I've been wondering for quite a time about Levi-Civita field (you can read it simply in https://en.wikipedia.org/wiki/Levi-Civita_field). I remember that I've read somewhere that Levi-Civita field is the smallest complete Non-Archimedean field. I am not too sure what it means by "complete" there. Does it mean that every number is in that field? I was thinking, for example, $\exp^{\pi}$ won't be there as the power is not rational. Is that right though? Is every number included in LC field? Cheers!

Answer 1

Let $LC$ denote the Levi-Civita ordered field.

Here complete means Cauchy-complete, that is, any sequence $u: \mathbb{N}\rightarrow LC$ which is Cauchy in the sense that

$\forall 0<\varepsilon \in LC, \exists n \in \mathbb{N}, \forall n\leq p,q\in \mathbb{N}, |u_p-u_q|<\varepsilon$

converges in $LC$ (for the order topology).

This is the same as saying $LC$ has no proper dense ordered field extension. In particular the completeness of $LC$ has no bearing on questions regarding the essence of a number.
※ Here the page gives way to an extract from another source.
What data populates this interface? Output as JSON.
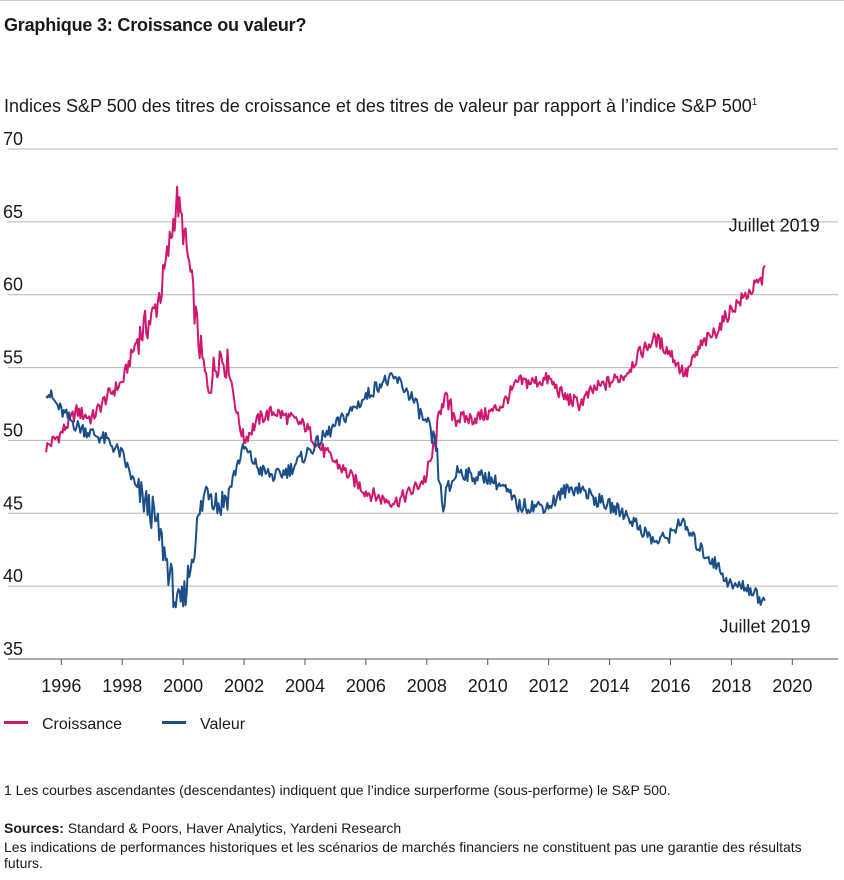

By the way $LC$ is not the smallest Cauchy-complete non archimedean ordered field, which would be the field of Laurent series. Perhaps you read that it is smallest as a Cauchy complete and real closed non archimedean extension of $\mathbb{R}$. **edit: as Chilote pointed out, this is not true either; take for instance the field $\mathbb{Q}((X_n)_{n \in \mathbb{N}})$ ordered imposing $X_n >\mathbb{Q}((X_k)_{0\leq k<n})$: the completion of its real closure does not contain a copy of $LC$)

I suggest you read the Wikipedia entry for real closed fields.

One idea of proof is as follows: (most of those arguments are not trivial to justify properly!)

Let $F$ be a non archimedean ordered field containing $\mathbb{R}$ and such that there is $0<\varepsilon \in F$ with $(\varepsilon^n)_{n\in \mathbb{N}} \to 0$. Equivalently, the rank of value group of $F$ under natural valuation has a maximum. Fix such an infinitesimal $\varepsilon$.

a) The subfield $\mathbb{R}(\varepsilon)$ of $F$ is isomorphic to the smallest non archimedean ordered extension of $\mathbb{R}$, here denoted $\mathbb{R}(x)$.

b) Since $\mathbb{R}(\varepsilon)$ is cofinal in $F$ which is Cauchy-complete, and by functorial properties of the Cauchy-completion (see here), $F$ contains a unique copy of the Cauchy completion of $\mathbb{R}(x)$ over this field, which can be seen as the field $\mathbb{R}((x^{\mathbb{Z}}))$ of Laurent series.

c) Now since $F$ is real closed and by similar properties of real closure, $F$ contains a unique copy of the real closure $R$ of $\mathbb{R}((x^{\mathbb{Z}}))$ over $\mathbb{R}((x^{\mathbb{Z}}))$, which can be seen as the field of Puiseux series $R = \bigcup \limits_{n \in \mathbb{N}^{>0}}\mathbb{R}((x^{\frac{1}{n}.\mathbb{Z}}))$.

d) Again by Cauchy-completion of $F$, the Cauchy completion of this last field, which is the Levi-Civita field (indeed it is Cauchy-complete and contains Puiseux series as a dense subfield), embeds in it.

e) All the embeddings except that of $\mathbb{R}(x)$ as $\mathbb{R}(\varepsilon)$ are unique over the respective incomplete fields, so the Levi-Civita field is initial among non-archimedean Cauchy complete real closed extensions of $\mathbb{R}$ with prescribed infinitesimal $\varepsilon$ satisfying the condition.

As for the containment of all numbers, I beleive the point of Asaf Karagila is very solid: that depends on what you call a "number".

Regardless, it is hard to make numbers coming from different domains of mathematics work together in a single field while retaining all their proper caracteristics and related notions. I'd rather say the Levi-Civita field "sells" numbers. It sells a pretty classical foam of real numbers, some flavors of infinitesimals, not unrelated infinite numbers, nice looking roots of all those, while the field $\mathbb{C}$ of complex numbers sells you real numbers but urges you to look around them, also sells you solutions to problems you might not have concieved before and markets them as plain numbers; I could go on...